Thesis Title

The Effectiveness of Three Music Instructional Strategies When Teaching Rhythmic Concepts to Fourth Graders

Date of Graduation

Summer 2007


Master of Music



Committee Chair

Norma McClellan


music education, Kodály, Orff, textbook series, instructional strategies

Subject Categories



A variety of instructional methods exist in today's elementary music classroom. The techniques used to teach the basic elements of music are wide and varied and often debated among educators, but three methods are widely used: the Kodaly method, the Orff process, and the use of a music textbook series. The Kodaly method uses a very sequential approach to music through singing and developmentally appropriate activities.
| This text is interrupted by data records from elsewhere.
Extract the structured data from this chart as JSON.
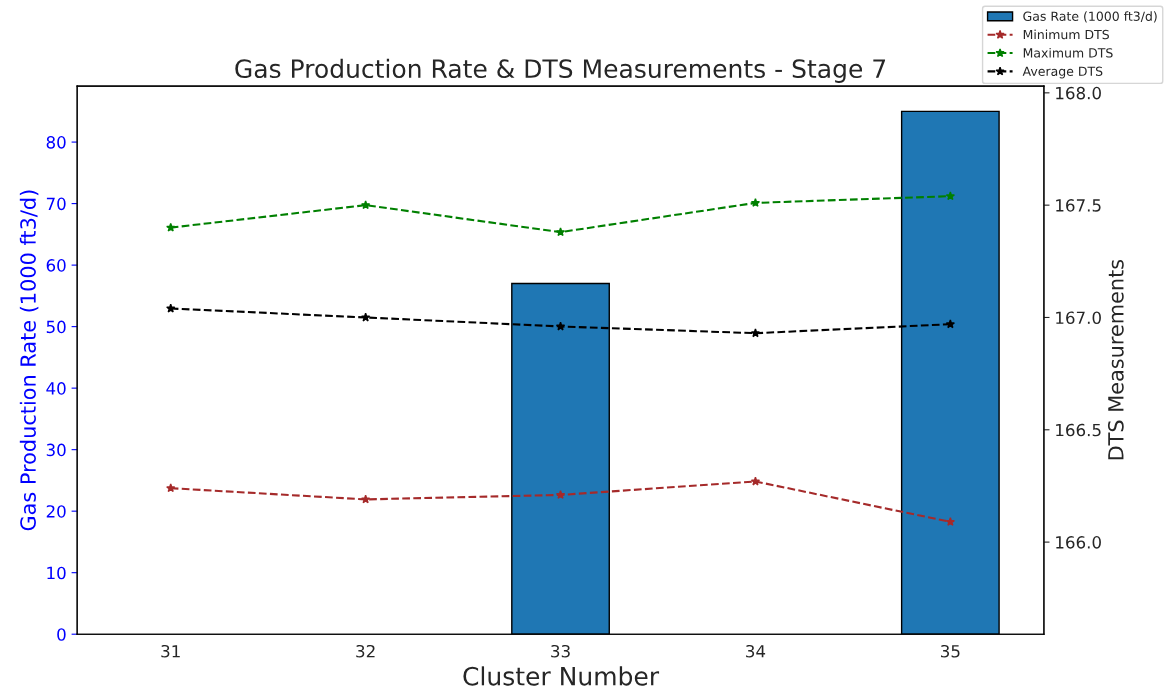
{
  "chart_data": {
    "type": "bar",
    "title": "Gas Production Rate & DTS Measurements - Stage 7",
    "xlabel": "Cluster Number",
    "ylabel": "Gas Production Rate (1000 ft3/d)",
    "y2label": "DTS Measurements",
    "categories": [
      "31",
      "32",
      "33",
      "34",
      "35"
    ],
    "series": [
      {
        "name": "Gas Rate (1000 ft3/d)",
        "color": "#1f77b4",
        "values": [
          null,
          null,
          57,
          null,
          85
        ]
      },
      {
        "name": "Minimum DTS",
        "type": "line",
        "axis": "y2",
        "color": "#a52a2a",
        "marker": "star",
        "line_style": "dashed",
        "values": [
          166.24,
          166.19,
          166.21,
          166.27,
          166.09
        ]
      },
      {
        "name": "Maximum DTS",
        "type": "line",
        "axis": "y2",
        "color": "#008000",
        "marker": "star",
        "line_style": "dashed",
        "values": [
          167.4,
          167.5,
          167.38,
          167.51,
          167.54
        ]
      },
      {
        "name": "Average DTS",
        "type": "line",
        "axis": "y2",
        "color": "#000000",
        "marker": "star",
        "line_style": "dashed",
        "values": [
          167.04,
          167.0,
          166.96,
          166.93,
          166.97
        ]
      }
    ],
    "ylim": [
      0,
      89.1
    ],
    "yticks": [
      0,
      10,
      20,
      30,
      40,
      50,
      60,
      70,
      80
    ],
    "y2lim": [
      165.59,
      168.03
    ],
    "y2ticks": [
      {
        "value": 166,
        "label": "166.0"
      },
      166.5,
      {
        "value": 167,
        "label": "167.0"
      },
      167.5,
      {
        "value": 168,
        "label": "168.0"
      }
    ],
    "legend": "top right",
    "grid": false
  }
}
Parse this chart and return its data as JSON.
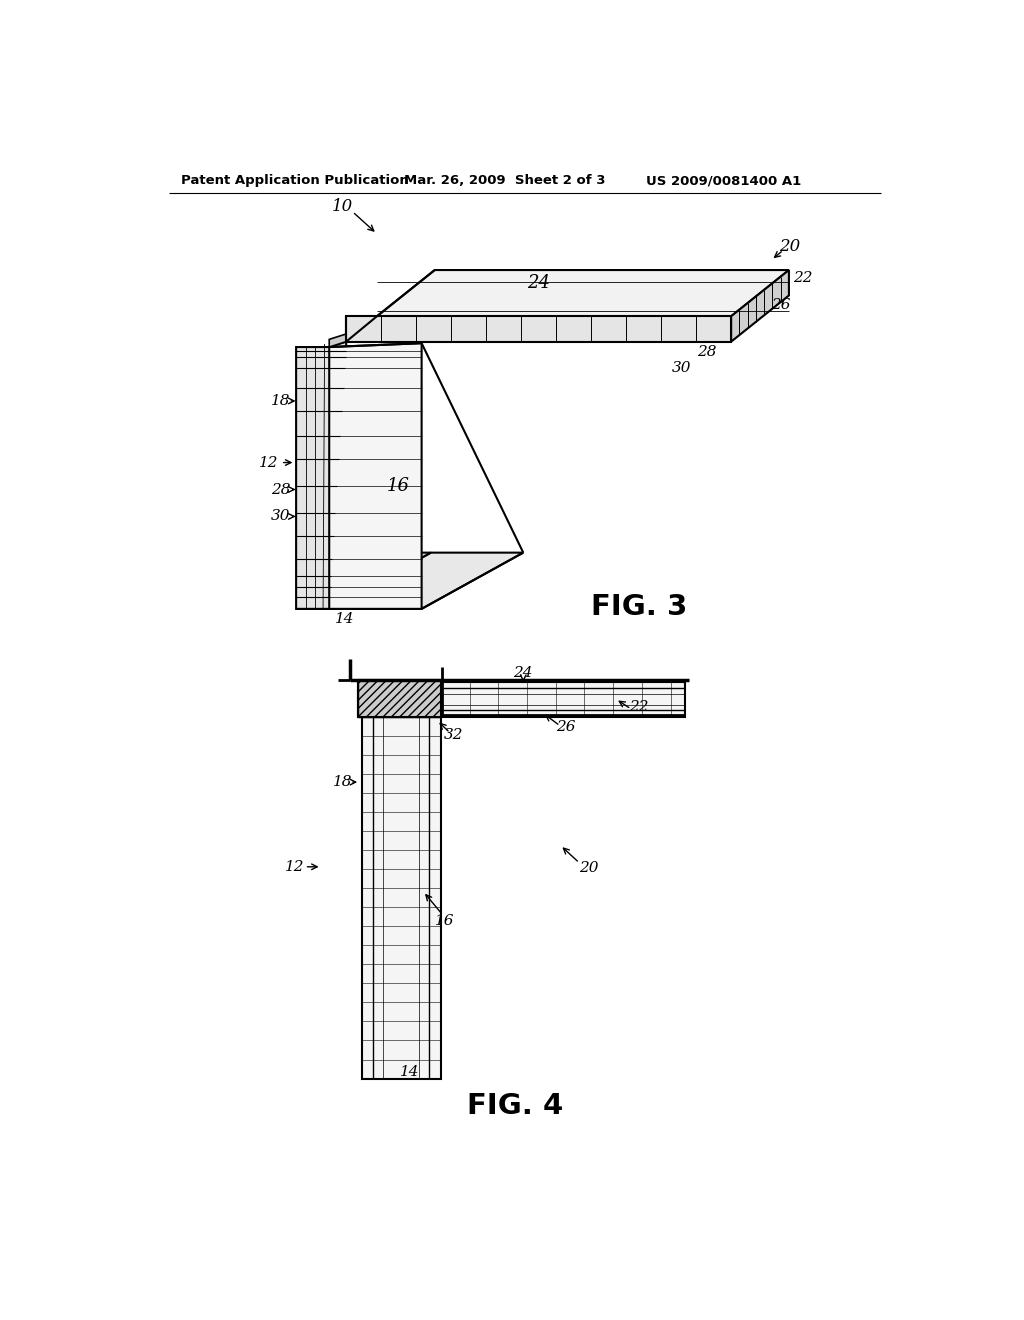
{
  "background_color": "#ffffff",
  "header_text": "Patent Application Publication",
  "header_date": "Mar. 26, 2009  Sheet 2 of 3",
  "header_patent": "US 2009/0081400 A1",
  "fig3_label": "FIG. 3",
  "fig4_label": "FIG. 4",
  "line_color": "#000000"
}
The Orff philosophy of instruction emphasizes a natural process of student imitation, exploration, and improvisation using Orff instruments and other hands-on tools. A music textbook series may include a variety of activities and resources, organized into written lessons for educators. Research into these three instructional strategies can give educators insight into their own teaching styles and help to further professional growth. This study attempted to determine the effectiveness of the Kodaly method, the Orff approach and a textbook series treatment using a rhythm lesson in the fourth grade music classroom. Eight classes of fourth graders were divided into four groups, and each group was taught the same rhythm lesson using one of the three instructional methods, with the fourth group acting as the control group. Students were assessed using a pre- and post-test. The study was conducted over four sessions, and the test scores were then analyzed. Data showed a significant difference between pre- and post-test scores, meaning that achievement was made in the instruction process. Group B, which used the Orff process, showed the most improvement. A post-hoc analysis compared the effectiveness of each group to the others and showed there was no significant difference. Student improvement was made, but not necessarily because of the specific teaching method.